Le refrain est répété en boucle : si la France voulait produire son électricité uniquement à partir de sources renouvelables, sa facture d’électricité exploserait. Un argument qui permet de mieux faire accepter les risques et les coûts induits par une filière nucléaire prépondérante.
Or, l’argument ne tient pas. Selon la dernière estimation connue, fournie par la Cour des comptes dans son rapport 2016, la génération d’un mégawattheure (MWh) nucléaire revenait à 62,60 euros en 2014 (et en réalité sans doute davantage si l’on connaissait les véritables coûts de la gestion des déchets et du démantèlement). Cependant, pour faire des comparaisons pertinentes, il ne faut pas regarder le coût du nucléaire existant, mais se demander par quoi on remplacerait un réacteur arrivé en bout de course.

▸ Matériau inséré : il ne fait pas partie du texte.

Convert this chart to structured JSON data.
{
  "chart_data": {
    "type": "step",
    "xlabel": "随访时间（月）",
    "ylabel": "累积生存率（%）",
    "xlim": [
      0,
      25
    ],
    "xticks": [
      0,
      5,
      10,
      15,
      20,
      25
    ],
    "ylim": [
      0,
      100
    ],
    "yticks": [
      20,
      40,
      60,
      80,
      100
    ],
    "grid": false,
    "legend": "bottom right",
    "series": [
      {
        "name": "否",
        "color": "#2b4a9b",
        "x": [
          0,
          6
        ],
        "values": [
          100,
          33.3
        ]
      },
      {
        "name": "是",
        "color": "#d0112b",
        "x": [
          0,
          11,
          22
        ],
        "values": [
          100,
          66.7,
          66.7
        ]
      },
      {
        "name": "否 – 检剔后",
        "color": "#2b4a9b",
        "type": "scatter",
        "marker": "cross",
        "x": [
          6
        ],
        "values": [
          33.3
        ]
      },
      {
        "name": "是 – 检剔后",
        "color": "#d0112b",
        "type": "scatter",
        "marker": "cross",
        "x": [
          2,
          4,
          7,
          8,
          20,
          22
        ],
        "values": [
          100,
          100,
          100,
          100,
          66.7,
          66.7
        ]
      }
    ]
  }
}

Les coûts d’un système électrique 100 % renouvelables seraient équivalents à ceux d’un modèle fortement nucléarisé, selon l’Ademe
Si, comme le souhaite EDF, on réalise les 100 milliards d’euros d’investissements nécessaires à la prolongation de la durée de vie des réacteurs (avec les dangers que cela représente), le coût de production atteindra 70 euros/MWh, indique encore la Cour des comptes. Mais un jour, il faudra bien se résoudre à remplacer complètement ces réacteurs. Au vu du contrat passé récemment par EDF avec le Royaume-Uni, le coût de production d’un réacteur de nouvelle génération EPR s’élèverait à plus de 110 euros/MWh. En l’absence de développement international dans cette technologie (la production électronucléaire mondiale stagne depuis vingt ans entre 2 300 et 2 600 TWh), il ne faut pas s’attendre à des effets de série importants pour réduire ces coûts.
Des coûts en forte baisse
Face à ces chiffres, la question du remplacement des réacteurs en fin de vie par des sources renouvelables devient pressante. En France, selon une étude de l’Ademe parue en janvier dernier, le coût de production des centrales photovoltaïques au sol se situe entre 64 euros/MWh (dans le sud du pays) et 164 euros/MWh. Après avoir été divisés par six entre 2007 et 2014, ces coûts devraient encore chuter de 35 % d’ici à 2025, indique l’Ademe. Selon les sites, les coûts de l’éolien terrestre varient quant à eux dans une fourchette de 54 à 108 euros/MWh pour les machines classiques et de 50 à 94 euros/MWh pour la nouvelle génération. L’éolien marin reste plus cher (de 123 à 364 euros/MWh), mais pour combien de temps ? En novembre 2016, un appel d’offres pour un parc danois avait été conclu à un prix garanti de 50 euros/MWh. Et le 13 avril dernier, les énergéticiens Dong et EnBW ont remporté un appel d’offres pour des parcs en mer du Nord en annonçant qu’ils vendraient leur électricité directement au prix du marché.
Certes, la production d’électricité renouvelable est variable suivant les heures du jour et les saisons, et il faut donc ajouter aux coûts de production des coûts liés à la gestion de cette variabilité. Mais, en intégrant ce paramètre, l’Ademe avait déjà démontré en 2015 que les coûts d’un système électrique 100 % renouvelables seraient équivalents à ceux d’un modèle fortement nucléarisé. Et ce n’est pas un hasard si, selon un rapport paru le mois dernier, les énergies renouvelables qui nécessitent des investissements modulables dans l’espace et dans le temps au gré de la demande (à la différence des milliards immobilisés par un seul réacteur nucléaire), ont représenté plus de la moitié (55 %) des capacités électriques nouvelles dans le monde l’an dernier.